Dans le traitement de notre patiente, nous avons adhéré à cette preuve disponible limitée et avons favorisé la chirurgie de réduction mammaire avec la technique de greffe de mamelon libre comme option de traitement de première ligne. Au cours de la période de suivi de 5 ans de notre patiente, aucune récidive n’a été notée. Cette évolution clinique de notre patiente représente une période de suivi plus longue que la plupart des études rapportées. Cela démontre la fiabilité à long terme de cette technique dans ce cas singulier de JHB. Parallèlement, nous espérons que cela pourrait minimiser le biais de déclaration qui a souvent fait l’objet d’un examen minutieux pour de nombreux rapports de cas. À ce stade, la déformation secondaire de notre réduction était évidente. Une révision secondaire a été proposée, mais elle a été refusée. Elle reste asymptomatique et satisfaite du résultat esthétique, bien que le résultat esthétique n’ait été acceptable que d’un point de vue objectif ; c’est-à-dire que le soulagement symptomatique et l’évitement de la récidive ont été obtenus.

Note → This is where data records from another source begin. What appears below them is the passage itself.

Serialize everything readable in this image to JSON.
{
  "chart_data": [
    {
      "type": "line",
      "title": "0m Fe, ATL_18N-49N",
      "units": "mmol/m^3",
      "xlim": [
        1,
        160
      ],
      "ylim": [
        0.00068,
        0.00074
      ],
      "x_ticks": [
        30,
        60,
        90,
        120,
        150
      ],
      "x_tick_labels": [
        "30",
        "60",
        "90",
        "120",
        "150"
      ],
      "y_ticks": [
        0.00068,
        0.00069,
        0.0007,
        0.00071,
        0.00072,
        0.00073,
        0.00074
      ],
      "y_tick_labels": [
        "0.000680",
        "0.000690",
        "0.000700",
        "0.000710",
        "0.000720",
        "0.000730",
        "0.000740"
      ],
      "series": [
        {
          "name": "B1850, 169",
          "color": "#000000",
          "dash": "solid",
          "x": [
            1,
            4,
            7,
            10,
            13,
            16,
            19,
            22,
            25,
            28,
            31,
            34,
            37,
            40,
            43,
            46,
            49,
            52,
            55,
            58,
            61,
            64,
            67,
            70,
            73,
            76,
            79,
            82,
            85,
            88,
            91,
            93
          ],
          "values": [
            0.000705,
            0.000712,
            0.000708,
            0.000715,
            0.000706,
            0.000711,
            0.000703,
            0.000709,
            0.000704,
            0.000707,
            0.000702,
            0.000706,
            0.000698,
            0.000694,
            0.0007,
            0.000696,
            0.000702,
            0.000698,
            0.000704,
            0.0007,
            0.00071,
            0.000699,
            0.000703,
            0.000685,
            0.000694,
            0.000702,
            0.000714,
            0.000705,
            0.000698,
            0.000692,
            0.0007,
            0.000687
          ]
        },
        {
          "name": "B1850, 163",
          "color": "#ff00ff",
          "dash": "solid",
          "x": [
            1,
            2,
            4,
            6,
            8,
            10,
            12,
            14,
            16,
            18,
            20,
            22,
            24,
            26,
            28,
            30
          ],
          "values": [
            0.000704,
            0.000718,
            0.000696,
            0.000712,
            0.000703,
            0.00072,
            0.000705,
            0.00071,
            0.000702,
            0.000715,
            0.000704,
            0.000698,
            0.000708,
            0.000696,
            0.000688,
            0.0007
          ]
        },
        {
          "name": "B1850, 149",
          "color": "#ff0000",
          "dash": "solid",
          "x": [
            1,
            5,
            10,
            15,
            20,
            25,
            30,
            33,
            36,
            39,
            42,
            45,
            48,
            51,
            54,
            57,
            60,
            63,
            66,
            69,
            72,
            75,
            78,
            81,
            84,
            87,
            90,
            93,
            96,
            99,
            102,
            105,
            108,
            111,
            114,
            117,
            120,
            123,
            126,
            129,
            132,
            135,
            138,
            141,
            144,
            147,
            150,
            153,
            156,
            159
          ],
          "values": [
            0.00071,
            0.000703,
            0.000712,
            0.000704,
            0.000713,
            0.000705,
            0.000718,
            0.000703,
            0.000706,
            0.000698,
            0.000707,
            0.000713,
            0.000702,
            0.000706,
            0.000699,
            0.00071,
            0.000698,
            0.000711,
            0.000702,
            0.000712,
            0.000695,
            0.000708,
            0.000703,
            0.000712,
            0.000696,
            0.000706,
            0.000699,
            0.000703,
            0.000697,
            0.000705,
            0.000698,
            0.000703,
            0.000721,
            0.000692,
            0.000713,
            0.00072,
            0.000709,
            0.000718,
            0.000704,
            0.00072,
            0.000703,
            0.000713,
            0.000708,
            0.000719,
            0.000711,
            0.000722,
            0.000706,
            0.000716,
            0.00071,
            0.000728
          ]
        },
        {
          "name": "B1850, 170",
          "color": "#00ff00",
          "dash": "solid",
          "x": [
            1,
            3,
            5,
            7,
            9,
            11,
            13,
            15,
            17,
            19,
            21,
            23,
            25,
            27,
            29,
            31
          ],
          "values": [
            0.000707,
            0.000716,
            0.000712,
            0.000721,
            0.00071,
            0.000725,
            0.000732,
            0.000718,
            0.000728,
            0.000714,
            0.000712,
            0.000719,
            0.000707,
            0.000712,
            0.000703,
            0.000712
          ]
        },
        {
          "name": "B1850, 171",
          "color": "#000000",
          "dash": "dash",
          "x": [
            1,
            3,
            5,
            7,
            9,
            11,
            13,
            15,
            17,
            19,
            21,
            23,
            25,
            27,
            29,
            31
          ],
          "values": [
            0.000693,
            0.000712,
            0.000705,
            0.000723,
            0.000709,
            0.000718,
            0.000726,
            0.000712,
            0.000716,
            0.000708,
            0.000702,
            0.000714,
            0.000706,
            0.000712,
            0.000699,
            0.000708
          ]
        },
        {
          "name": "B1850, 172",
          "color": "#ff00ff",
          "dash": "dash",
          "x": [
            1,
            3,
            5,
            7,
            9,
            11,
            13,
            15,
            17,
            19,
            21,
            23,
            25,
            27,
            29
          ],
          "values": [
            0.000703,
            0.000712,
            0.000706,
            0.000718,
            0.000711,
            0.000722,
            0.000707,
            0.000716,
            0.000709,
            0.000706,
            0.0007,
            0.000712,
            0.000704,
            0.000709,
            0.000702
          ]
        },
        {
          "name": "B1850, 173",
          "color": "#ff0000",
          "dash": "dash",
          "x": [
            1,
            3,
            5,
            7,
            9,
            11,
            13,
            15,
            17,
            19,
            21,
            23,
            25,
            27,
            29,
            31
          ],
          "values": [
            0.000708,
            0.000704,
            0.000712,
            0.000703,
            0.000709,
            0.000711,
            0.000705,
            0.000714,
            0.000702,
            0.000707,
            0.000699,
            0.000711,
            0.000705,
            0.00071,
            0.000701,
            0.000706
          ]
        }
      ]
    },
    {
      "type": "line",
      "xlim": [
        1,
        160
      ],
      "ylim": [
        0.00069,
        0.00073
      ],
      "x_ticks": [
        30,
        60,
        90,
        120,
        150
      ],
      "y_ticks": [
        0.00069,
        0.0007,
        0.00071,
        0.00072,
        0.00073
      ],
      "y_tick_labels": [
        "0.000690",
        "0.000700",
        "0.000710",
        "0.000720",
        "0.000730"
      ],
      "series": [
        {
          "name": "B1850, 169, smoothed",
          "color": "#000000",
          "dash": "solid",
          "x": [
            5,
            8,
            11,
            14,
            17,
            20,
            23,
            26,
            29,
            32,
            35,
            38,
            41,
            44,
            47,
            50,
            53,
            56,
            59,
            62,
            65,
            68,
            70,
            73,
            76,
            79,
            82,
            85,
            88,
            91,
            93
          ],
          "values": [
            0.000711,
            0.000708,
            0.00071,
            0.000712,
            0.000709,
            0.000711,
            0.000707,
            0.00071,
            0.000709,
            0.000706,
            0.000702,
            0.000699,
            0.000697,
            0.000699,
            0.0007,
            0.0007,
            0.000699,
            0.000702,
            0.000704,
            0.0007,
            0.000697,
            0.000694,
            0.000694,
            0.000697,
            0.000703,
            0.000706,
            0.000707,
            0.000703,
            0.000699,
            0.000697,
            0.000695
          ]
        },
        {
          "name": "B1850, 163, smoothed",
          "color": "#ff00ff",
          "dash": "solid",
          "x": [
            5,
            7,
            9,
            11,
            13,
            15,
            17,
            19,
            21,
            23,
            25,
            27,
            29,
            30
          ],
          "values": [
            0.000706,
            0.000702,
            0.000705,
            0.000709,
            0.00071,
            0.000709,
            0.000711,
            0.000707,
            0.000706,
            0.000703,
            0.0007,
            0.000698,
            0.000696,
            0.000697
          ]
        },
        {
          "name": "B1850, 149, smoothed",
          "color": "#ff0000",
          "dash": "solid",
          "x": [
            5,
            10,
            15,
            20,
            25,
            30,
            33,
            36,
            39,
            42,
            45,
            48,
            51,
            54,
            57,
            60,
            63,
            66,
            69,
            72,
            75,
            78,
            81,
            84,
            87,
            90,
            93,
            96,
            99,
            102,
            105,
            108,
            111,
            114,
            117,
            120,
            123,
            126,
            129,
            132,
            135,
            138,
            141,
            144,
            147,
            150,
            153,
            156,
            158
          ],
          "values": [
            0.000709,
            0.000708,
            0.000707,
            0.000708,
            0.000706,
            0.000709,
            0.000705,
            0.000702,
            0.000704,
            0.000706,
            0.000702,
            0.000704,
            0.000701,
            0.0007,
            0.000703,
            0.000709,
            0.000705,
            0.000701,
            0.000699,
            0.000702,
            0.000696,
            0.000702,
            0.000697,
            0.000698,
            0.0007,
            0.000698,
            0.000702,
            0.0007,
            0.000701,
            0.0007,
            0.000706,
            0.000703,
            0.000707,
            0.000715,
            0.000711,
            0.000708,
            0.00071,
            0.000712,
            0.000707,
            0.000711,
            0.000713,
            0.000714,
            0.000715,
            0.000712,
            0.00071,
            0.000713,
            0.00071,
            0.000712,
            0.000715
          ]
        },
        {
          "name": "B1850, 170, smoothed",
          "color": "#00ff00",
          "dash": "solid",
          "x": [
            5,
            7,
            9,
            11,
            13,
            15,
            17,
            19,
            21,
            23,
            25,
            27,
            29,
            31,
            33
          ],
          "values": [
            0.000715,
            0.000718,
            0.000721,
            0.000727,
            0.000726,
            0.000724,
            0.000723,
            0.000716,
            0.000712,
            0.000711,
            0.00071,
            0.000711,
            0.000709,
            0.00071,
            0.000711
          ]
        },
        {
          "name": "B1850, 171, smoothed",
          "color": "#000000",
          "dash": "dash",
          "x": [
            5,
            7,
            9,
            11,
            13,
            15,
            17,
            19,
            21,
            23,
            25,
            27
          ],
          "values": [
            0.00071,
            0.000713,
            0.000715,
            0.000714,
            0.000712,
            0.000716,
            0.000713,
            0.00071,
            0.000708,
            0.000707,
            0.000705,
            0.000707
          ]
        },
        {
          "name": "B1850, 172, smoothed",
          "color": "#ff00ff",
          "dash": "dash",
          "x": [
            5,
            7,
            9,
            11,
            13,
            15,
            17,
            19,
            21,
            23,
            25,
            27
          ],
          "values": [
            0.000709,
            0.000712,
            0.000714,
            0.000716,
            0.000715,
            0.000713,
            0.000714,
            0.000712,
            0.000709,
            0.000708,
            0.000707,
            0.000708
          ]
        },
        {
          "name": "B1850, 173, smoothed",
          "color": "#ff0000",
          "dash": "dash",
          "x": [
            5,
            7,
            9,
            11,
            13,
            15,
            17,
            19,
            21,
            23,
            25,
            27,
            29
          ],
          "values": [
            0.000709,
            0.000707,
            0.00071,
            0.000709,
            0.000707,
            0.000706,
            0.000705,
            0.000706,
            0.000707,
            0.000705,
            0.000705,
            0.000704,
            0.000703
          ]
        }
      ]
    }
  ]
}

Des thérapies médicales, principalement des modulateurs hormonaux, ont été tentées dans le traitement de la JHB. Ils comprennent le tamoxifène, la dydrogestérone, la médroxyprogestérone (Depo-provera), la bromocriptine et le danazol. Le tamoxifène est un modulateur sélectif des récepteurs d’œstrogènes (SERM) et constitue le traitement médical le plus couramment utilisé dans la littérature récente. La dose de tamoxifène varie de 10 à 40 mg/jour avec un schéma posologique variable. Cependant, les preuves de son efficacité sont variables selon les cas rapportés et la sécurité à long terme de son utilisation chez les adolescentes est inconnue. Les effets secondaires bien connus du tamoxifène comprennent un risque accru de cancer de l’endomètre, de thromboembolie, de bouffées de chaleur et de diminution de la densité osseuse. Notre patiente a présenté une maladie stable après l’opération et n’a pas été mise sous traitement médical. Une revue complète des thérapies médicales dans la JHB a été décrite ailleurs et sort du cadre de cet article.
4. Conclusion
Ce cas est unique car il démontre l’évolution clinique de cette patiente à une période de suivi considérablement plus longue que la plupart des études rapportées. Dans le traitement de cette patiente, nous avons adhéré aux preuves limitées disponibles dans la littérature. Nous soulignons la fiabilité à long terme de la réduction mammaire avec greffe de mamelon libre comme option chirurgicale de première ligne chez une jeune fille atteinte de JHB, éliminant ainsi le besoin de chirurgies répétées. La JHB n’a été décrite que sporadiquement dans la littérature et ce cas contribuera davantage aux connaissances et aux études futures pour établir la modalité de traitement optimale pour cette condition débilitante.
Consentement
Un consentement éclairé écrit a été obtenu de la patiente pour la publication de ce rapport de cas et de toute image qui l’accompagne.
Divulgation
Ce cas a été présenté à la 3e réunion sur le sein de Londres de l’Association britannique des chirurgiens plasticiens, reconstructeurs et esthétiques (BAPRAS) et de l’Association européenne des chirurgiens plasticiens (EURAPS), Londres, Royal College of Physician, 8-10 septembre 2016.
Intérêts concurrents
Les auteurs déclarent qu’il n’y a pas de conflit d’intérêts concernant la publication de cet article.